Na tym jednak nie koniec. Wystarczy wspomnieć "Jezioro marzeń" albo hit z nutą sci-fi "Roswell", żeby uzmysłowić sobie, że niezależnie od tego, w jakich okolicznościach była osadzona fabuła, nastolatków fascynowały głównie płomienne romanse na ekranie. To do serialowych przystojniaków wzdychały dziewczyny, to do ekranowych bohaterek najpopularnieszych dziewczyn w szkole się upodabniały. Chłopaki cóż, choć rzadko się do tego przyznawali, z pewnością nieraz też rzucili na te seriale okiem. Równolegle bawiły nas zupełnie już beztroskie "Słodkie zmartwienia", które do nastoletnich romansów dorzucały sporą dawkę gagów i komediowego sznytu.

Nastolatki na bogato

Kolejne lata przynosiły zupełnie inne spojrzenie na seriale dla młodzieży. Jednym z największych hitów okazały się "Słodkie kłamstewka", które przyciągały nie tylko nastolatków przed ekrany, ale już nieco starszą widownię. O co chodziło? Grupę przyjaciółek rok po zaginięciu jednej z nich prześladowało tajemnicze "A", a widzowie mieli przed sobą intrygującą zagadkę, gęsto przeplataną siecią kłamstw. Świat bogatych nastolatek, ich styl i rozrywki kusiły, ale chodziło w końcu o to, by ją rozwiązać. Im szybciej widz połapał się, o co w tym wszystkim chodzi, tym większa była satysfakcja.

Obraz
© Materiały prasowe

W podobnym tonie historię opowiadała "Plotkara". Mieszkanka jednej z najbardziej eleganckich dzielnic Nowego Jorku opisuje wszystkie nowinki dotyczące elity nastolatków poczynając od zwykłych wydarzeń szkolnych, a kończąc na najbardziej odlotowych, dekadenckich imprezach. Czytelnicy wiedzą wszystko o wszystkich, nie znają tylko tożsamości Plotkary. I znów trafiamy w świat popularności, pieniędzy, imprez i romansów. Prawdziwych? Nie ważne. Ważne, żebyśmy zwyczajnie mieli przyjemność z oglądania.
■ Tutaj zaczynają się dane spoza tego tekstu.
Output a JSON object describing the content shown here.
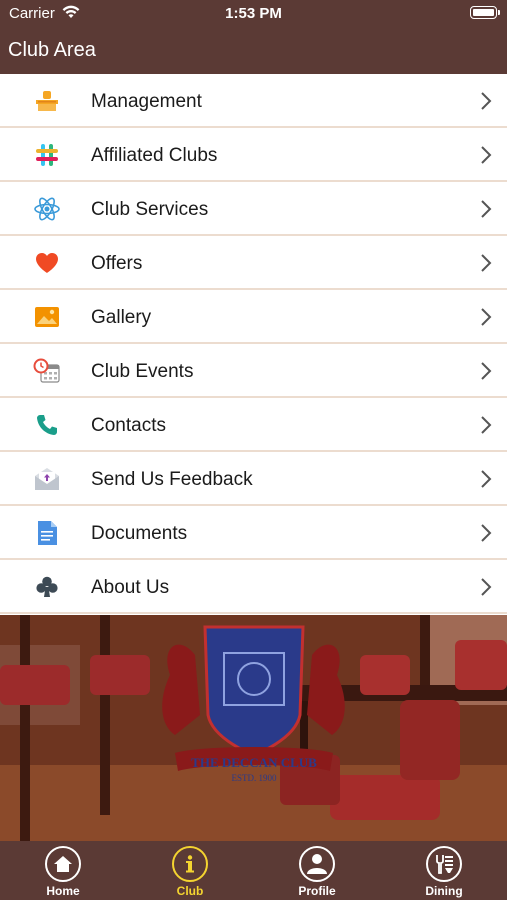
{
  "status_bar": {
    "carrier": "Carrier",
    "time": "1:53 PM"
  },
  "header": {
    "title": "Club Area"
  },
  "menu": {
    "items": [
      {
        "label": "Management",
        "icon": "management-desk-icon"
      },
      {
        "label": "Affiliated Clubs",
        "icon": "slack-hash-icon"
      },
      {
        "label": "Club Services",
        "icon": "atom-icon"
      },
      {
        "label": "Offers",
        "icon": "heart-icon"
      },
      {
        "label": "Gallery",
        "icon": "picture-icon"
      },
      {
        "label": "Club Events",
        "icon": "calendar-clock-icon"
      },
      {
        "label": "Contacts",
        "icon": "phone-icon"
      },
      {
        "label": "Send Us Feedback",
        "icon": "feedback-envelope-icon"
      },
      {
        "label": "Documents",
        "icon": "document-icon"
      },
      {
        "label": "About Us",
        "icon": "club-suit-icon"
      }
    ]
  },
  "banner": {
    "logo_text": "THE DECCAN CLUB",
    "logo_estd": "ESTD. 1900"
  },
  "tab_bar": {
    "tabs": [
      {
        "label": "Home",
        "icon": "home-icon",
        "active": false
      },
      {
        "label": "Club",
        "icon": "info-icon",
        "active": true
      },
      {
        "label": "Profile",
        "icon": "profile-icon",
        "active": false
      },
      {
        "label": "Dining",
        "icon": "dining-icon",
        "active": false
      }
    ]
  },
  "colors": {
    "header_bg": "#5b3a35",
    "active_tab": "#f4d430",
    "divider": "#ecdccf"
  }
}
Dziś "wszystko jest do kitu"

Co dostajemy dziś? Nie da się ukryć, że w przeciągu ostatnich kilku lat wśród seriali dla młodzieży czy z młodzieżą w roli głównej, przoduje Netflix. Nie chodzi tutaj jednak o "Stranger Things" czy "Dark", które podbiły serca fanów sci-fi. Na platformie zrobiło się więcej miejsca dla produkcji, w których młodzież jest mniej popularna w szkole, nie ma markowych ciuchów, za to bardziej skomplikowaną osobowość.
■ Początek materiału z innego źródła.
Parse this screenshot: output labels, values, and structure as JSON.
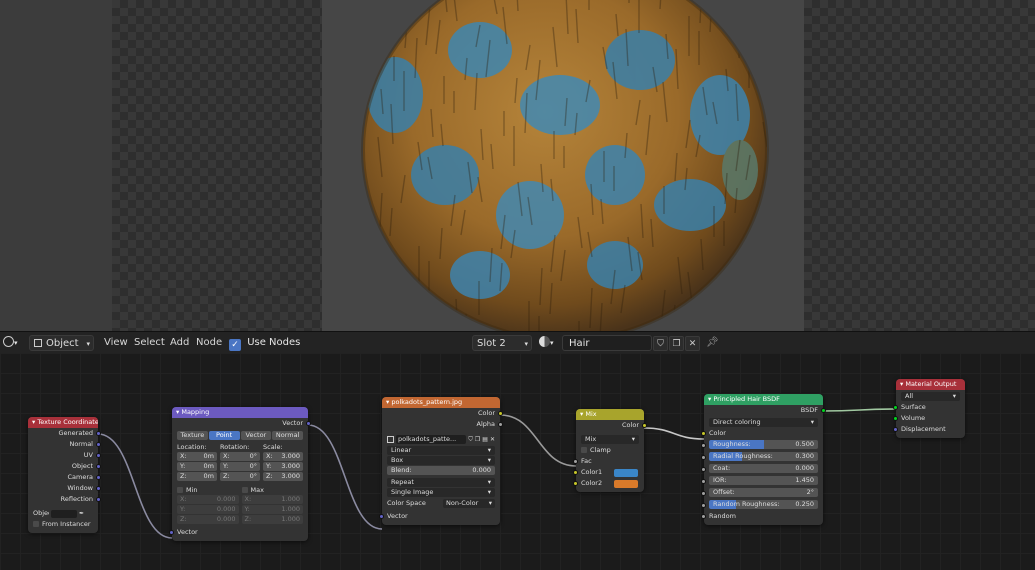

Duże wrażenie zrobiło "13 powodów", w którym fabuła próbuje odpowiedzieć na pytanie – dlaczego bohaterka postanowiła skończyć ze swoim życiem. Twórcy postawili na wyjątkowo trudny główny wątek, a jednak serial spotkał się z dobrym odbiorem. Trudno się dziwić. Zmieniły się czasy, zmieniła się młodzież. Trudno się oprzeć wrażeniu, że dziś ma większą odwagę, by wyrażać swoje poglądy. Fakt, dalej są rozkrzyczaną młodzieżą, ale polukrowany szkolny świat już im nie wystarcza.

Obraz
© Materiały prasowe

Pójdźmy dalej. Netflix porwał się na nietypową formę. 10-odcinkowy serial, w którym każdy z epizodów liczy co najwyżej 20 minut. Nie dajcie się zwieść, to nie żaden sitcom. Pojawił się* "The End of The F…king World"*. Gdy tylko trafił na ekrany, szybko wywołał spore zainteresowanie. Fakt, czegoś takiego jeszcze nie było. Główny bohater, 17-letni James chce przed samym sobą udowodnić, że jest… psychopatą. Postanawia w tym celu kogoś zabić. Poznaje w szkole Alyssę i wydaje się idealną kandydatką, ale gdy poznają się bliżej, sprawy zaczynają się komplikować. Szybko dochodzą do wniosku, że zbyt wiele ich łączy i… zostają parą. Happy end? Rozczarujecie się.

Pechowa para to w ich przypadku delikatne określenie. A jednak dwójka pesymistycznie nastawionych dzieciaków ze skłonnością do destrukcji wszystkiego wokół podbiła serca widzów. Trzeba przyznać, że na serię niefortunnych zdarzeń i nieszczęść, jakie spotykają bohaterów, chwilami trudno się patrzy. Dla tej dwójki to prawdziwy koniec świata. A jednak mamy jakąś przyjemność w odkrywaniu tego, co się stanie dalej, jak poradzą sobie w beznadziejnej rzeczywistości, gdy uciekają z domu, są zdani na siebie i podejmują coraz to gorsze decyzje.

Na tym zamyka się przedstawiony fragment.